Survival tactics are meant to be temporary solutions used to solve current and short-term challenges with predictable endpoints. Most survival tactics will only serve your business for a limited time. Their use and effectiveness will often either run out or wear out. Lowering prices just to get work is one example of a survival tactic.
It’s time to stop thinking of just surviving. Besides, almost every other remodeling business out there is using similar survival tactics, including dropping prices. These companies, too, can only hold on for so long before these tactics are no longer effective or sustainable.
For some remodelers, it may be time to quit being a business owner. To determine if you fall into this category, take a hard, honest look at your situation. Assess your survival tactics and your financial ability to sustain them. Is their usable life almost or already over? Are you able to continue financing these tactics? Your balance sheet will give you the information that will shape your answer. (If you don’t have or can’t understand a balance sheet, get a professional to help you and do so right away.)
If your tactics are subsidizing your business rather than stimulating it, failure may be close at hand. The decision to close your business before you go bankrupt does not label you as a failure. Instead, failure would be to ignore a bad situation and be unable to pay your bills or complete projects.
Many remodelers have closed their businesses and moved on. Rather than wait for the business to shut them down, they have decided to shut down their business.

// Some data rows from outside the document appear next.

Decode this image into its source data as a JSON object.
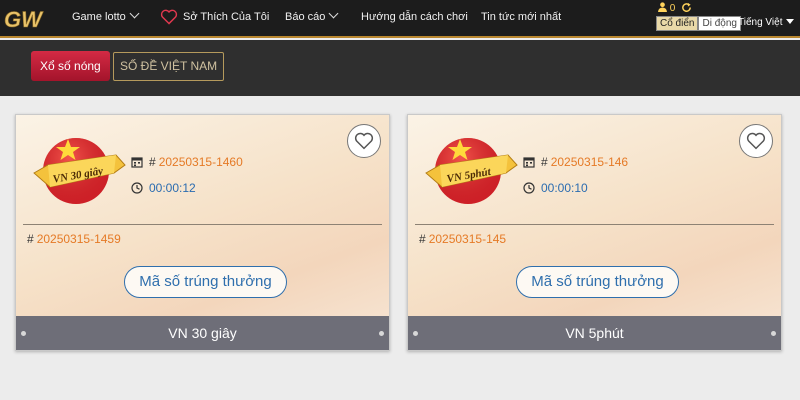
{
  "nav": {
    "logo_text": "GW",
    "items": [
      "Game lotto",
      "Sở Thích Của Tôi",
      "Báo cáo",
      "Hướng dẫn cách chơi",
      "Tin tức mới nhất"
    ],
    "balance": "0",
    "mode_classic": "Cổ điển",
    "mode_mobile": "Di động",
    "language": "Tiếng Việt"
  },
  "subnav": {
    "hot_label": "Xổ số nóng",
    "vn_label": "SỐ ĐỀ VIỆT NAM"
  },
  "cards": [
    {
      "emblem_text": "VN 30 giây",
      "current_draw": "20250315-1460",
      "countdown": "00:00:12",
      "last_draw": "20250315-1459",
      "win_button": "Mã số trúng thưởng",
      "footer": "VN 30 giây"
    },
    {
      "emblem_text": "VN 5phút",
      "current_draw": "20250315-146",
      "countdown": "00:00:10",
      "last_draw": "20250315-145",
      "win_button": "Mã số trúng thưởng",
      "footer": "VN 5phút"
    }
  ],
  "colors": {
    "accent_gold": "#b8862e",
    "hot_red": "#c21f38",
    "link_blue": "#2f6fad",
    "number_orange": "#e57a26"
  }
}
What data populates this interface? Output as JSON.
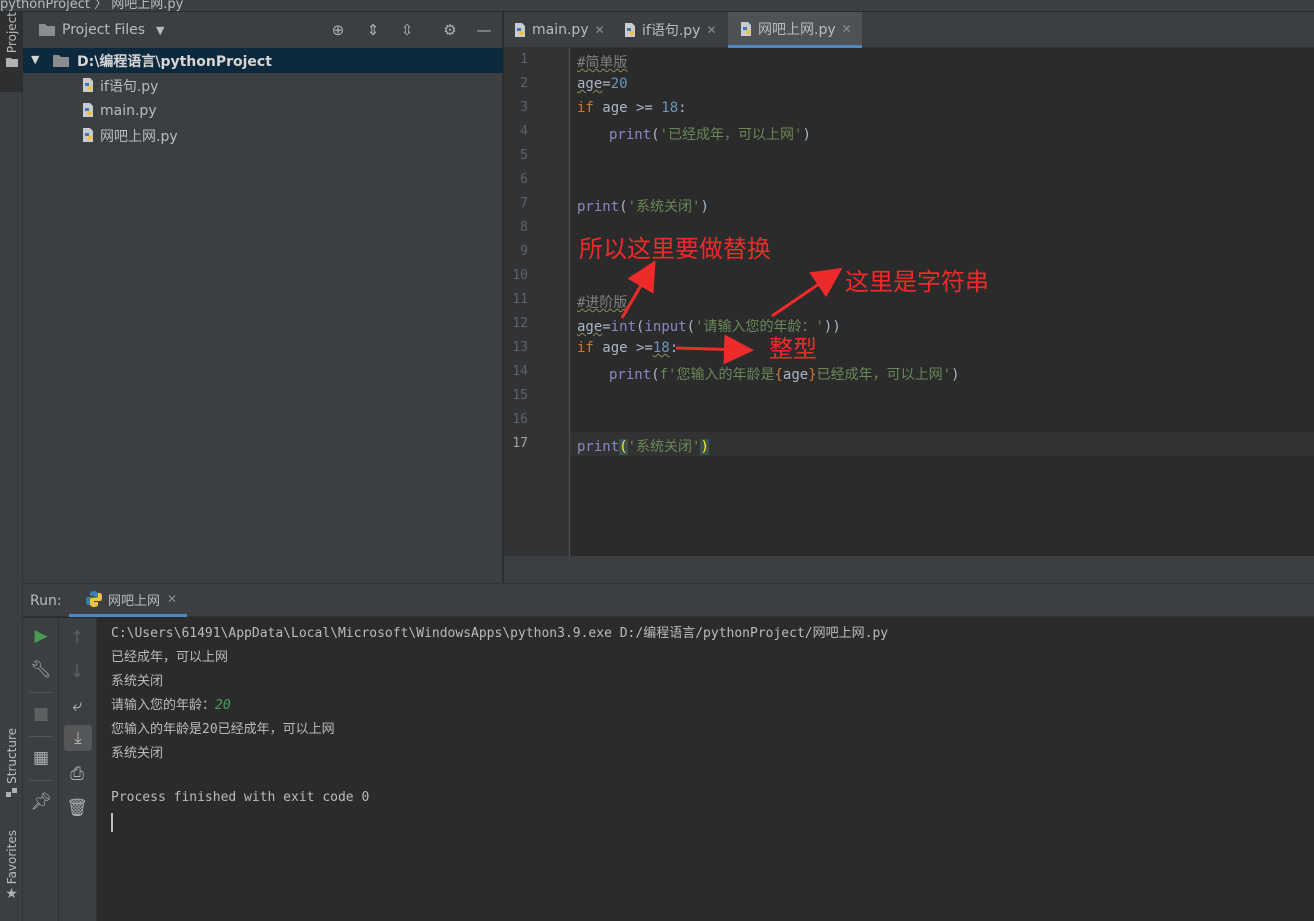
{
  "breadcrumb": {
    "text": "pythonProject  〉 网吧上网.py"
  },
  "left_stripe": {
    "project": "Project",
    "structure": "Structure",
    "favorites": "Favorites"
  },
  "project_panel": {
    "title": "Project Files",
    "root": "D:\\编程语言\\pythonProject",
    "files": [
      "if语句.py",
      "main.py",
      "网吧上网.py"
    ]
  },
  "editor": {
    "tabs": [
      {
        "label": "main.py"
      },
      {
        "label": "if语句.py"
      },
      {
        "label": "网吧上网.py",
        "active": true
      }
    ],
    "current_line": 17,
    "line_numbers": [
      "1",
      "2",
      "3",
      "4",
      "5",
      "6",
      "7",
      "8",
      "9",
      "10",
      "11",
      "12",
      "13",
      "14",
      "15",
      "16",
      "17"
    ],
    "code": {
      "l1": "#简单版",
      "l2_var": "age",
      "l2_eq": "=",
      "l2_num": "20",
      "l3_kw": "if",
      "l3_rest": " age >= ",
      "l3_num": "18",
      "l3_colon": ":",
      "l4_fn": "print",
      "l4_str": "'已经成年，可以上网'",
      "l7_fn": "print",
      "l7_str": "'系统关闭'",
      "l11": "#进阶版",
      "l12_var": "age",
      "l12_eq": "=",
      "l12_int": "int",
      "l12_input": "input",
      "l12_str": "'请输入您的年龄：'",
      "l13_kw": "if",
      "l13_rest": " age >=",
      "l13_num": "18",
      "l13_colon": ":",
      "l14_fn": "print",
      "l14_str1": "f'您输入的年龄是",
      "l14_var": "age",
      "l14_str2": "已经成年，可以上网'",
      "l17_fn": "print",
      "l17_str": "'系统关闭'"
    }
  },
  "annotations": {
    "replace": "所以这里要做替换",
    "string": "这里是字符串",
    "integer": "整型"
  },
  "run": {
    "label": "Run:",
    "tab": "网吧上网",
    "console": {
      "cmd": "C:\\Users\\61491\\AppData\\Local\\Microsoft\\WindowsApps\\python3.9.exe D:/编程语言/pythonProject/网吧上网.py",
      "out1": "已经成年，可以上网",
      "out2": "系统关闭",
      "prompt": "请输入您的年龄：",
      "input": "20",
      "out3": "您输入的年龄是20已经成年，可以上网",
      "out4": "系统关闭",
      "exit": "Process finished with exit code 0"
    }
  },
  "colors": {
    "keyword": "#cc7832",
    "number": "#6897bb",
    "string": "#6a8759",
    "comment": "#808080",
    "builtin": "#8888c6",
    "annotation": "#ee2b2b",
    "selection": "#0d293e"
  },
  "icons": {
    "folder": "folder-icon",
    "python_file": "python-file-icon",
    "locate": "crosshair-icon",
    "expand": "expand-all-icon",
    "collapse": "collapse-all-icon",
    "settings": "gear-icon",
    "hide": "minimize-icon",
    "run": "play-icon",
    "wrench": "wrench-icon",
    "stop": "stop-icon",
    "layout": "layout-icon",
    "pin": "pin-icon",
    "up": "arrow-up-icon",
    "down": "arrow-down-icon",
    "wrap": "soft-wrap-icon",
    "scroll_end": "scroll-to-end-icon",
    "print": "print-icon",
    "trash": "trash-icon"
  }
}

Some have gone to work for other remodeling companies. In doing so, many say they have eliminated the stresses that were compromising their health and affecting important relationships. Some tell me they are much happier this way and enjoy being part of a successful team. They have gained better focus, giving them the ability to actually do what they love, do it really well, and even get paid well while doing it.
I saw a quote that said “The minds that got us into this mess are not likely qualified to help us get out of it.” Look in the mirror and decide if you have the ability and the resources to make the switch from just surviving. If you can afford to do so, get the outside help you need to put a new plan in place for your business. Make a real and measurable commitment to your plan. Part of the plan should be identifying if your business is improving or not — and whether you should come up with an exit strategy.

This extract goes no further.